Tax Day is coming up soon: Can you guess which of these 3 statements about taxes is not true?

A. Lower tax refund amounts in 2019 compared to 2018 should be good news for taxpayers.

B. Effective tax rates on the very rich have dropped by more than half from the ninety percent tax rate imposed in the mid-1950s to the upper thirty percent effective tax rate today.

C. The high marginal tax rates of the 1950s applied only to a very few families as compared to the top marginal rate today.

Let’s see how you did!

A. TRUTH! Unless you are receiving a refundable tax credit, a tax refund at the end of the year means that you’ve loaned the federal government interest-free money.  According to CNBC, had the withholding amount been calculated properly, you would have been able to save, pay down debt, or use it for emergencies. After the Tax Cuts and Jobs Act, the IRS recalculated the withholding tables, meaning that individuals got more income in their monthly checks from their employers—instead of loaning that money to the federal government for free.
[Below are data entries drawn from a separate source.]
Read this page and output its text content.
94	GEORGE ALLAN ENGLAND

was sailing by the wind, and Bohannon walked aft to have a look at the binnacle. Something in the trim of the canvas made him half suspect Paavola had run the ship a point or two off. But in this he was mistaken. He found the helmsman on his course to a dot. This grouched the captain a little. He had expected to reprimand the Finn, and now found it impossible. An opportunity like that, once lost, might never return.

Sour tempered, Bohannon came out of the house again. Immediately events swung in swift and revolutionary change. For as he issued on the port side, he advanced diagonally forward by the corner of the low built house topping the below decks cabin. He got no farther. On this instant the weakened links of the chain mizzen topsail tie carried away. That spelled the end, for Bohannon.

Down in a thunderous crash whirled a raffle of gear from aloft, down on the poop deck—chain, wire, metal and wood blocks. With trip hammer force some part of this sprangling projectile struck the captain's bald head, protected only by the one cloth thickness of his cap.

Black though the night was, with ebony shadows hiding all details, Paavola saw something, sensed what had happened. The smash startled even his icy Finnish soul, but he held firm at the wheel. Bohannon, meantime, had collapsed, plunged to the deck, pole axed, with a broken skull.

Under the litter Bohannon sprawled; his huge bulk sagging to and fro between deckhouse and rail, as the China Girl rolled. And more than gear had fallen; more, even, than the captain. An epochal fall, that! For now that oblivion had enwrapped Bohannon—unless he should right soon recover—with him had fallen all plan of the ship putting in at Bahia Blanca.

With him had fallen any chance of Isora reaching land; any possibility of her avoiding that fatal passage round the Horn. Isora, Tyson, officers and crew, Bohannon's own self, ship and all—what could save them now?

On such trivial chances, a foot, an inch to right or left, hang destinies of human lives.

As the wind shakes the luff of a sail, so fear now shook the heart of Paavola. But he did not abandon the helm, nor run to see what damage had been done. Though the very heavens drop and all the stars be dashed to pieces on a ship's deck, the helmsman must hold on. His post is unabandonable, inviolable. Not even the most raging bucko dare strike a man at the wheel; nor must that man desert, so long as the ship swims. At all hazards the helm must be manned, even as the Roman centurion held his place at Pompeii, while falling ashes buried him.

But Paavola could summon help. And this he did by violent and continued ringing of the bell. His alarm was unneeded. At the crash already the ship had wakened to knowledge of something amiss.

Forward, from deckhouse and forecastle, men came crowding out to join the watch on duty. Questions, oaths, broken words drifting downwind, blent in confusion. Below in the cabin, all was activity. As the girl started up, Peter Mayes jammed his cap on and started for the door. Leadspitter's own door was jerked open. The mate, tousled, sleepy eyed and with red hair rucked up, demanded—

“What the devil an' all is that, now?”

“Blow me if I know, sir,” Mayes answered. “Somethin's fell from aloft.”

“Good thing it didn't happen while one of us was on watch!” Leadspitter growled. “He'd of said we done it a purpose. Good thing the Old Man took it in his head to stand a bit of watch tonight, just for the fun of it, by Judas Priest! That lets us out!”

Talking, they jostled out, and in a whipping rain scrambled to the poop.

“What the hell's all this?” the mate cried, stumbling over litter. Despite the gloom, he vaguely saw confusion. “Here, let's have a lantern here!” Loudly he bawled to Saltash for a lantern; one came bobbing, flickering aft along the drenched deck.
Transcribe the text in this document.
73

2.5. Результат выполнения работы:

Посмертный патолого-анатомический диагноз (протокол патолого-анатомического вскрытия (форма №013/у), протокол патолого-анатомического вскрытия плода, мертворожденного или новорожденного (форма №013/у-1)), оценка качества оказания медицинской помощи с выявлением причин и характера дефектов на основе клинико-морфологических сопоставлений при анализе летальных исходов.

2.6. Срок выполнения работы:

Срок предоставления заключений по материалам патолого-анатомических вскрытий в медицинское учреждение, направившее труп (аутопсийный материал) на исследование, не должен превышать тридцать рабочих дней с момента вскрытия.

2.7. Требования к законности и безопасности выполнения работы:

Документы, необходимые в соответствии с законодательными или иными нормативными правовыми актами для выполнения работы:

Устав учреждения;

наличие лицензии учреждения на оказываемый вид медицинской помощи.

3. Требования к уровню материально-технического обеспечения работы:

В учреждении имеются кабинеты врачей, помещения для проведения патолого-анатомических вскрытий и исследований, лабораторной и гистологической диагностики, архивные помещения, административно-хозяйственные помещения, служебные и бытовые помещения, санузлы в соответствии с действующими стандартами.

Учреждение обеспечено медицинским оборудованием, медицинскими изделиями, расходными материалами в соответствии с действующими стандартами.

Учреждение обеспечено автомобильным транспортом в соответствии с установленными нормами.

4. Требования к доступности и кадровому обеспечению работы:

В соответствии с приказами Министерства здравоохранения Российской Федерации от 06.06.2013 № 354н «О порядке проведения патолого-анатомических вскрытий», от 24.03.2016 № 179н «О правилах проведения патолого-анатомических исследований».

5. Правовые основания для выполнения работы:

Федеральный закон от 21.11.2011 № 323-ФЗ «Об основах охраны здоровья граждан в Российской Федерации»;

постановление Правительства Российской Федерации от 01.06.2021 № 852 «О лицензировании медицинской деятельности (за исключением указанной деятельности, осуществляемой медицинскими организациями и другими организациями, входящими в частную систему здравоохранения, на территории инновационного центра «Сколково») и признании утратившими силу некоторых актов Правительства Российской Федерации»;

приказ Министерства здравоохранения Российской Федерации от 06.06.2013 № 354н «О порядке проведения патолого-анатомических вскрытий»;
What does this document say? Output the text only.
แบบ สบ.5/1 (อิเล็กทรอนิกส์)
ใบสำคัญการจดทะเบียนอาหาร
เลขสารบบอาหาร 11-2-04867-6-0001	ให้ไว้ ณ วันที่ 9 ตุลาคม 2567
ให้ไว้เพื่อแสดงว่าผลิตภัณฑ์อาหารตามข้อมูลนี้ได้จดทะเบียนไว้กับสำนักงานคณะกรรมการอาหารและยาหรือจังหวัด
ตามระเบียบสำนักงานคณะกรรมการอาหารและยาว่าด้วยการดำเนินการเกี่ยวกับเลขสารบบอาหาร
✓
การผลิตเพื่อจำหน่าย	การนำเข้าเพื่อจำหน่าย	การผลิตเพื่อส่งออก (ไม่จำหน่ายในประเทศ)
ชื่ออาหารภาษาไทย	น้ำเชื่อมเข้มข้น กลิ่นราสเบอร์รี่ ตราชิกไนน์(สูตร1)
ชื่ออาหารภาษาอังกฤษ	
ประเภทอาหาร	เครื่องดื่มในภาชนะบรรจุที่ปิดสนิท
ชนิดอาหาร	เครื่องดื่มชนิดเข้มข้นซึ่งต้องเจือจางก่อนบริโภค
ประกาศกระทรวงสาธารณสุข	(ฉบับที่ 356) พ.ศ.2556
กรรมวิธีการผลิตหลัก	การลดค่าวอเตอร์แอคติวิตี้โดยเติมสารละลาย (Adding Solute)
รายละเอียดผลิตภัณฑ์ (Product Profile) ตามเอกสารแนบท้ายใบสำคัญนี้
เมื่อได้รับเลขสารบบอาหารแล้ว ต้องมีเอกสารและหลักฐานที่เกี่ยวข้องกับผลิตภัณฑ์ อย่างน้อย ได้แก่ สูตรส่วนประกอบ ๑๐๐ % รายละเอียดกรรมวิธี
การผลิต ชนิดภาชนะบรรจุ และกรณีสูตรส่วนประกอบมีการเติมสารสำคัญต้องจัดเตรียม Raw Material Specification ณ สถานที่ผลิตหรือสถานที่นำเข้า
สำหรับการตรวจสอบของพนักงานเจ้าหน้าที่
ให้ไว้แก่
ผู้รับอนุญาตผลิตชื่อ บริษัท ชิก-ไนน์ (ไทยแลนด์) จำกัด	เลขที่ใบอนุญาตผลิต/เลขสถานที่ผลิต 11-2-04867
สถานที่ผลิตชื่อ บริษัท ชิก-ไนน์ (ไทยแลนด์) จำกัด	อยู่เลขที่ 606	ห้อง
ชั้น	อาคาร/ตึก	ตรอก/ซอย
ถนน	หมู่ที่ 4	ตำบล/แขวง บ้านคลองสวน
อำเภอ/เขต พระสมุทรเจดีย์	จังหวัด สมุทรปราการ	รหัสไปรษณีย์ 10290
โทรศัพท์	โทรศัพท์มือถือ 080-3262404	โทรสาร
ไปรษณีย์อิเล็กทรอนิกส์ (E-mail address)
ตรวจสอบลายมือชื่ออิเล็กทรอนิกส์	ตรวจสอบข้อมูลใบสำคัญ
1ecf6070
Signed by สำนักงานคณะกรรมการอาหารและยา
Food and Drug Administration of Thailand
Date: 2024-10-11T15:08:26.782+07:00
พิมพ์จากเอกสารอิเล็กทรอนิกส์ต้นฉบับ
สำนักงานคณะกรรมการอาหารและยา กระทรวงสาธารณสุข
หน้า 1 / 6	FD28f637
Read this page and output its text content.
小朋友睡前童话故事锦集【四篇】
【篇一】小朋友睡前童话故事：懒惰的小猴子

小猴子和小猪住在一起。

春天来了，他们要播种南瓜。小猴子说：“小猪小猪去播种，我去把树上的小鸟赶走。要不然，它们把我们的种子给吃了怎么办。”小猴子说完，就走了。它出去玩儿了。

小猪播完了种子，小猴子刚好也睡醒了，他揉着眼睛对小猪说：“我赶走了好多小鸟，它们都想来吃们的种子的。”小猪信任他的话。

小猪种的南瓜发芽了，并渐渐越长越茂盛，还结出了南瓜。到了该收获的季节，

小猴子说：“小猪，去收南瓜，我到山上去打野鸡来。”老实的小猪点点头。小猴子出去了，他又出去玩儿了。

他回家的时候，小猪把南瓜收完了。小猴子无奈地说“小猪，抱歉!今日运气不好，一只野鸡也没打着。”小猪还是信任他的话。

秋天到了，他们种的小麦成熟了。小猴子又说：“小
B. LIE! According to a paper by none other than Thomas Piketty, between 1950 and 1959, under the 90 percent marginal tax rate (what the tax rate looked like on paper), the highest-earning 1 percent of Americans paid an effective tax rate (what people actually paid) of 42 percent. In 2014, the effective rate was 36.4 percent. There are several reasons for the discrepancy between the 90 percent tax rate and 42 percent effective tax rate for the top 1 percent of 1950s-era earners. For one thing, there were many more deductions and loopholes back then, and the tax impacted only a small proportion of taxpayers. For another, a high tax rate, like 90 percent, leads to tax avoidance (or the manipulation of income to shield it from taxation).

C. TRUTH! The over-90 percent marginal tax rate only took effect for incomes over $200,000—the equivalent of $2 million today—and impacted only about 10,000 families. Today’s top marginal tax rate of 37 percent applies much more broadly to families making over $612,351 a year.

As Americans consider various proposals to help working families, we need to have all the facts. The best tax proposals will aim to offer families the greatest degree of choice in how they save and spend their hard-earned income.